Al primer llamado de la aurora acuden sombras espesas para trocarse en rocío, brotes y trinos, sin prisa que se traduzca en congojas tempranas.

Quien madruga y sin mirarte se envuelve en ti, emite densa neblina en el linaje de tu atmósfera.

La mar asienta en sus aguas el reflejo de la aurora que humedece su rubor en frescura movediza.

El amanecer circunda tu puerta y penetra en tu ventana, se filtra en tus poros y sella una alianza inadvertida que augura la llegada de potencias germinales.

La novedad del día llega con el júbilo creador que a veces tuerce el rumbo por caminos secundarios.

Si el pantano dejase de poner cerco a la fuente cristalina, los frutos del valle no tendrían razón de proclamar exuberancias que brotan de fuerzas entremezcladas.

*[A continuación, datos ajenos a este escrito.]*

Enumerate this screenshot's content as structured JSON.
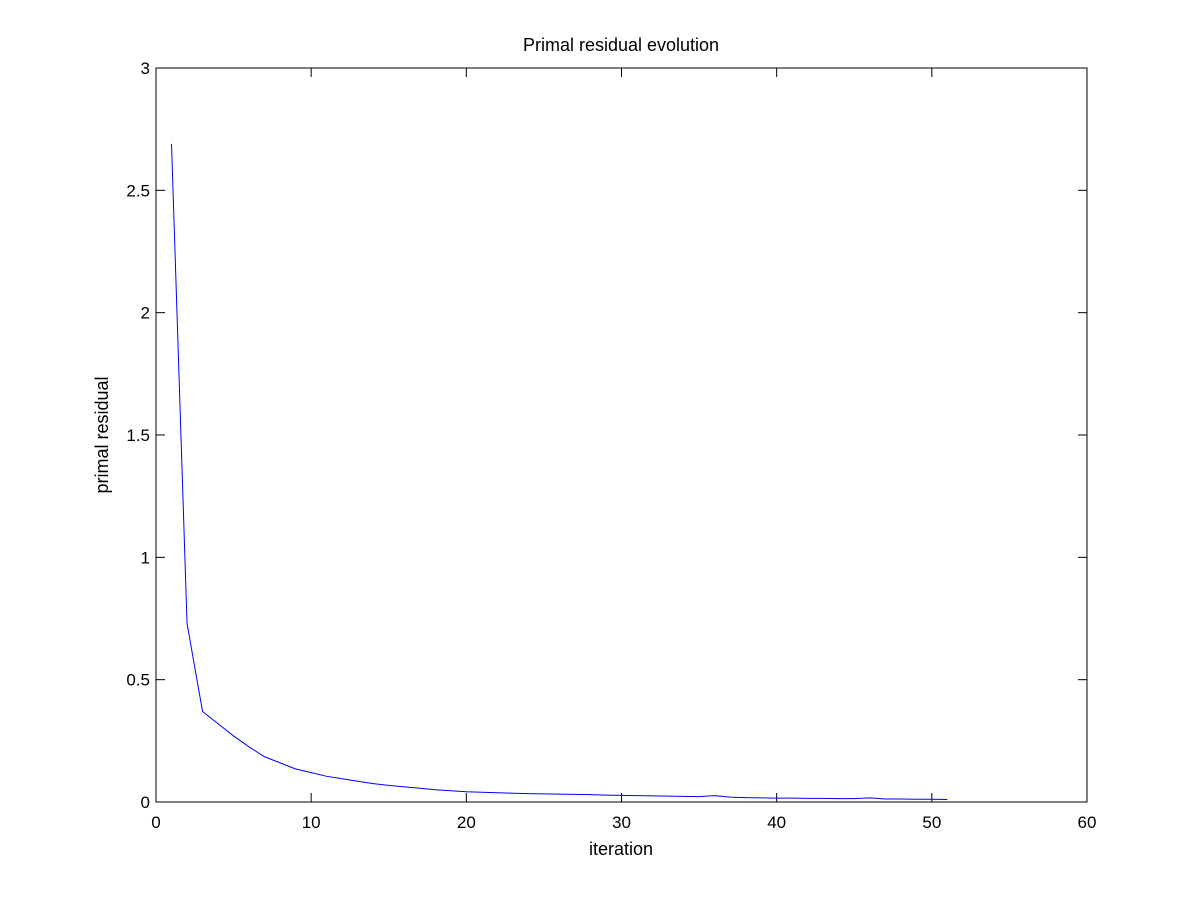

La conciencia abre paso a la sustancia cuando se envuelve en el aliento fresco que esparce la lozanía del día.

Los días funden su novedad efímera en el molde intemporal de la conciencia. Ella destila en sus frutos esplendores y lozanías.

La más firme profesión de fe cuaja al hálito de la alborada.

Muy temprano, en el día señalado, la madurez llega junto con el alumbramiento.